Eolair could not brave her gaze for long, but neither could he still his curiosity. “Your pardon, Mistress,” he said. “I hope I am not being impolite. May I ask what you have put on your face?”
“Ashes. Mourning ashes.” She made a sound in the back of her throat, a thin exhalation that could have been a sigh or a huff of exasperation. “You cannot understand, mortal men, but I will tell you anyway. We go to war on the Hikeda’ya.”
After a moment’s pause, while Eolair tried to puzzle out what she meant, Jiriki spoke up. His voice was gentle, mournful. “Sithi and Norns are of a single blood, Count Eolair. Now we must fight them.” He lifted a hand and made a gesture like a candle flame being extinguished—a flutter, then stillness. “We must kill members of our own family.”
Maegwin was silent most of the way back. It was only when the Taig’s sloping roofs loomed before them that she spoke.
“I am going with you. I will go to see the gods make war.”
He shook his head violently. “You are going to stay here with Craobhan and the rest.”
“No. If you leave me behind, I will follow you.” Her voice was calm and certain. “And in any case, Eolair, what makes you sound so fearful? I cannot die twice, can I?” She laughed a little too loudly.
Eolair argued with her in vain. At last, just as he was on the verge of losing his temper, a thought came to him.
The healer said she must find her own way back. Perhaps this is part of it?
But the danger. Surely he could not think of letting her take such a risk. Not that he could stop
her from following if he left her behind—mad or no, there was no one in all of Hernysadharc half as stubborn as Lluth’s daughter. Gods, was he cursed? No wonder he almost longed for the brutal simplicity of battle.
“We will speak of this later,” he said. “I am tired, Maegwin.”

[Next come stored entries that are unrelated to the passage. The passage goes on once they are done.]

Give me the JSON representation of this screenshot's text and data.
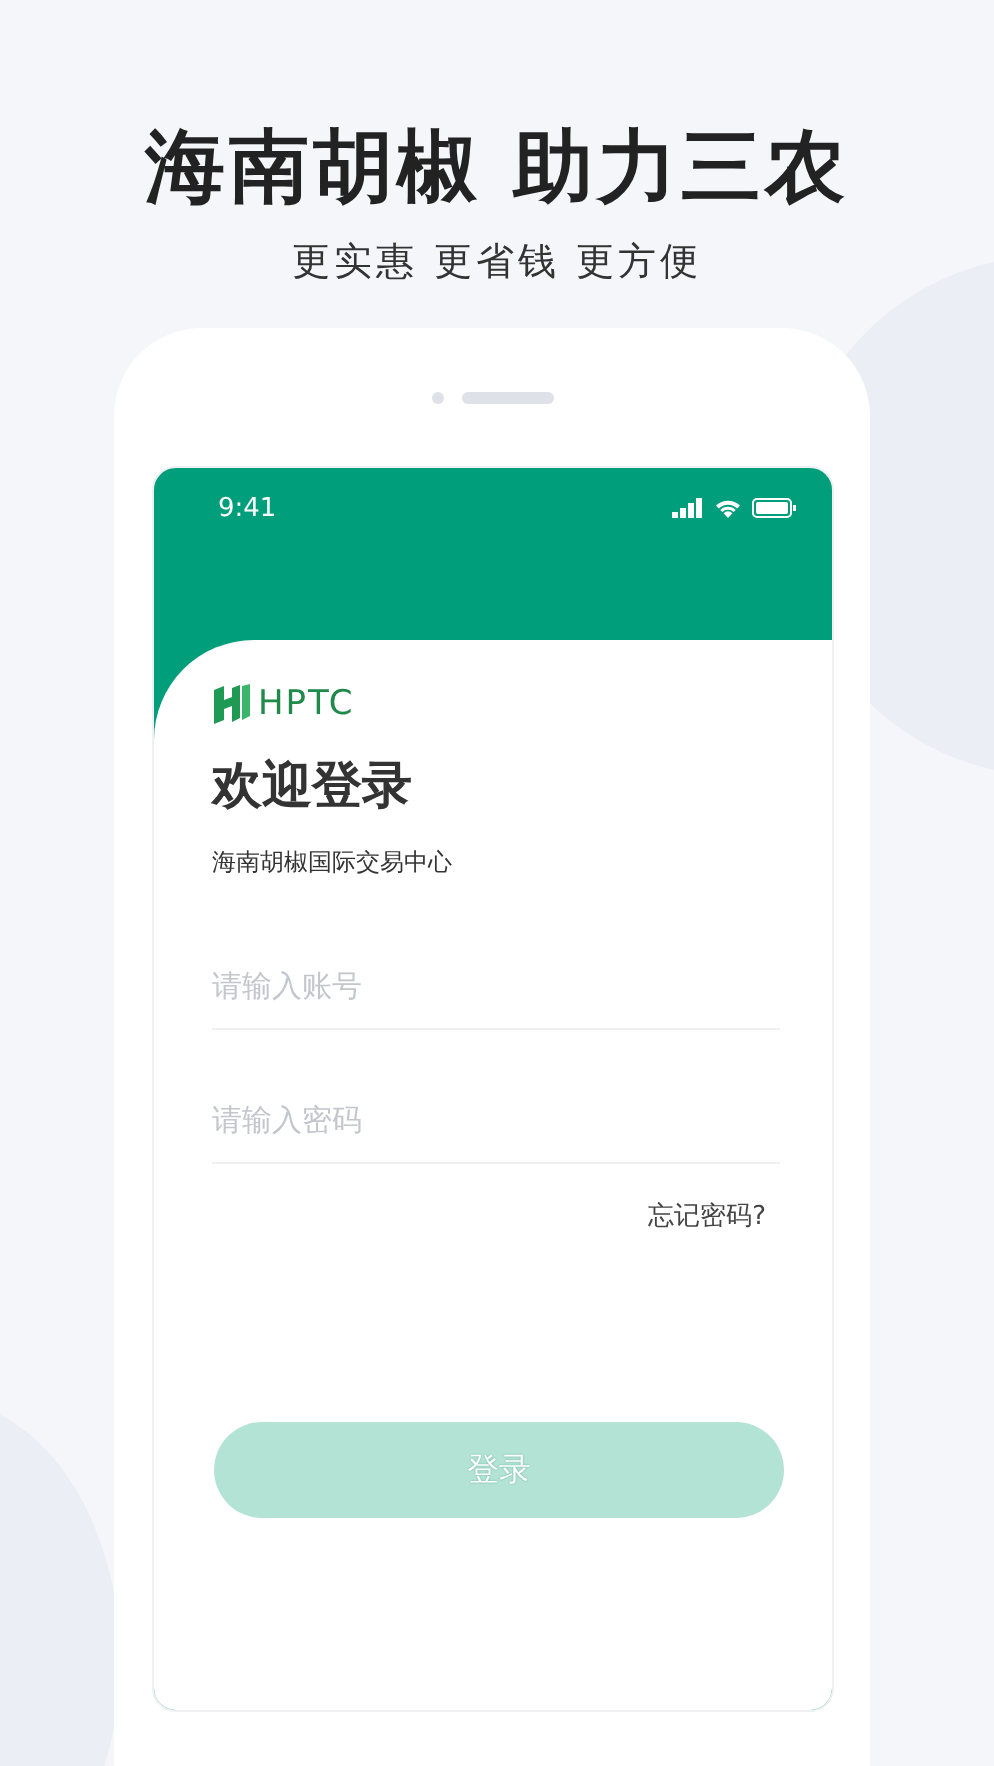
{
  "headline": "海南胡椒 助力三农",
  "subtitle": "更实惠 更省钱 更方便",
  "status_bar": {
    "time": "9:41"
  },
  "brand": {
    "logo_text": "HPTC"
  },
  "title": "欢迎登录",
  "organization": "海南胡椒国际交易中心",
  "fields": [
    {
      "placeholder": "请输入账号"
    },
    {
      "placeholder": "请输入密码"
    }
  ],
  "forgot_link": "忘记密码?",
  "login_button": {
    "label": "登录",
    "disabled": true
  }
}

“No one should be tired in this place.” There was a subtle note of triumph in her voice. “I worry about you, Eolair.”
Simon had picked an open, unshaded spot near Sesuad’ra’s outer wall. The sun was actually shining today, although it was windy enough that both he and Miriamele wore their cloaks. Still, it was pleasant to have his hood down and to feel the sun on his neck. “I brought some wine.” Simon produced a skin bag and two cups from his sack. “Sangfugol said it’s good—I think it’s from Perdruin.” He laughed nervously. “Why would it be better from one place than another? Grapes are grapes.”
Miriamele smiled. She seemed tired: shadows lay beneath her green eyes. “I don’t know. Maybe they grow them differently.”
“It doesn’t really matter.” Simon carefully aimed a stream from the winesack into first one cup, then the other. “I’m still not sure I even like wine—Rachel would never let me drink it. ‘The Devil’s blood,’ she called it.”
“The Mistress of Chambermaids?” Miriamele made a face. “She was a nasty woman.”
Simon handed her a cup. “I used to think so. She certainly had a temper. But she tried to do her best for me, I suppose. I made it hard on her.” He lifted the wine to his lips, letting the sourness run over his tongue. “I wonder where she is now? Still at the Hayholt? I hope she’s well. I hope she hasn’t been hurt.” He grinned—to think of having such feelings for the Dragon!—then looked up suddenly. “Oh, no. I’ve already drunk some. Shouldn’t we say something—have a toast?”